How do identified in this manuscript genes, and specifically those which expression induced dimorphic transition, relate to MAPK, PKA and Rim signaling pathway which are known to regulate dimorphic transition? This is crucial to understand the molecular mechanism(s) underlying copper-dependent dimorphic transition. The authors should propose some model and compare their data with other studies (for instance see Pomraning et al mSphere. 2018 5;3(6):e00541-18; Morales-Vargas et al. Res Microbiol 2012 163(5):378-87; Morin et al. J Mass Spectrom. 2007 42(11):1453-62)

 

 Minor comments:

-       Authors should avoid generalization on abstract and mention exactly what kind of “yeast cell activities were decreased by Cu(II) treatment and then increased during the yeast-to-hyphae transition” (lines 16-17).  

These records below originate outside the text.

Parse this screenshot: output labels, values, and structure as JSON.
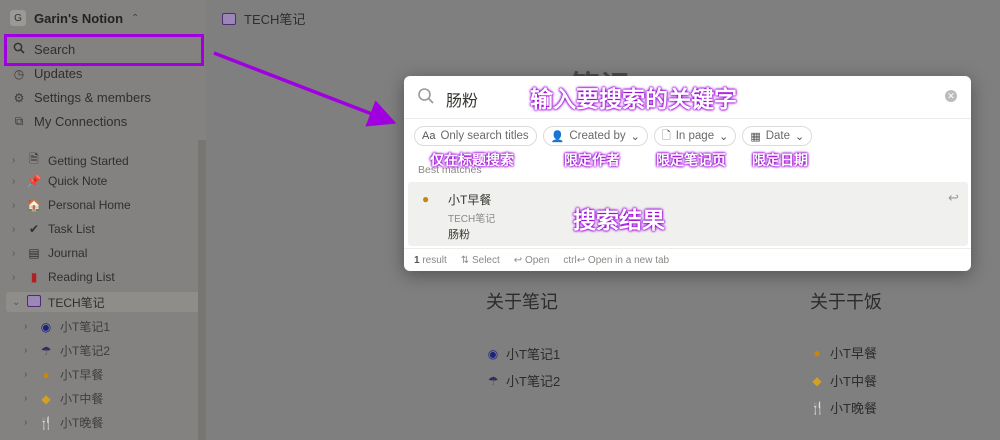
{
  "sidebar": {
    "workspace_initial": "G",
    "workspace_name": "Garin's Notion",
    "nav": [
      {
        "icon": "search-icon",
        "label": "Search"
      },
      {
        "icon": "clock-icon",
        "label": "Updates"
      },
      {
        "icon": "gear-icon",
        "label": "Settings & members"
      },
      {
        "icon": "connections-icon",
        "label": "My Connections"
      }
    ],
    "pages": [
      {
        "icon": "document-icon",
        "label": "Getting Started"
      },
      {
        "icon": "pin-icon",
        "label": "Quick Note"
      },
      {
        "icon": "home-icon",
        "label": "Personal Home"
      },
      {
        "icon": "check-icon",
        "label": "Task List"
      },
      {
        "icon": "notebook-icon",
        "label": "Journal"
      },
      {
        "icon": "book-icon",
        "label": "Reading List"
      },
      {
        "icon": "database-icon",
        "label": "TECH笔记"
      }
    ],
    "subpages": [
      {
        "icon": "target-icon",
        "label": "小T笔记1"
      },
      {
        "icon": "umbrella-icon",
        "label": "小T笔记2"
      },
      {
        "icon": "pancake-icon",
        "label": "小T早餐"
      },
      {
        "icon": "dumpling-icon",
        "label": "小T中餐"
      },
      {
        "icon": "utensils-icon",
        "label": "小T晚餐"
      }
    ]
  },
  "topbar": {
    "title": "TECH笔记"
  },
  "background": {
    "title": "笔记",
    "col1": {
      "heading": "关于笔记",
      "items": [
        "小T笔记1",
        "小T笔记2"
      ]
    },
    "col2": {
      "heading": "关于干饭",
      "items": [
        "小T早餐",
        "小T中餐",
        "小T晚餐"
      ]
    }
  },
  "search": {
    "query": "肠粉",
    "filters": [
      {
        "icon": "Aa",
        "label": "Only search titles"
      },
      {
        "icon": "person-icon",
        "label": "Created by"
      },
      {
        "icon": "page-icon",
        "label": "In page"
      },
      {
        "icon": "calendar-icon",
        "label": "Date"
      }
    ],
    "section_label": "Best matches",
    "result": {
      "title": "小T早餐",
      "path": "TECH笔记",
      "snippet": "肠粉"
    },
    "footer": {
      "count_num": "1",
      "count_text": "result",
      "select_label": "Select",
      "open_label": "Open",
      "newtab_key": "ctrl",
      "newtab_label": "Open in a new tab"
    }
  },
  "annotations": {
    "keyword": "输入要搜索的关键字",
    "title_only": "仅在标题搜索",
    "author": "限定作者",
    "page": "限定笔记页",
    "date": "限定日期",
    "results": "搜索结果"
  },
  "colors": {
    "annotation": "#a000e0",
    "sidebar_bg": "#838280",
    "main_bg": "#7f7f7f"
  }
}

-       Fig. 1 - author should provide quantification of the “significantly promoted” dimorphic transition.

-       Line 9 – author should not mistake CTR1 transporter and CRF1 transcription factor. 

-       I wonder why the authors cultivated Y. lipolytica cells at so high glucose concentration (5% instead of 2%). Does this influence copper toxicity?

-       The growth medium used in this study does NOT correspond to classical YPD broth (Yeast extract 1% ; Peptone 2% ; glucose 2%). This should be corrected and the medium renamed.

-       Fig 1  - should use “Control” instead of “no ion”, since the growth medium has plenty of ions.  

-       Fig. 5 –  please verify the pathway “chemokine signaling pathway”, yeast cells do not exhibit chemokine system.

-       Provide citation for KOG database.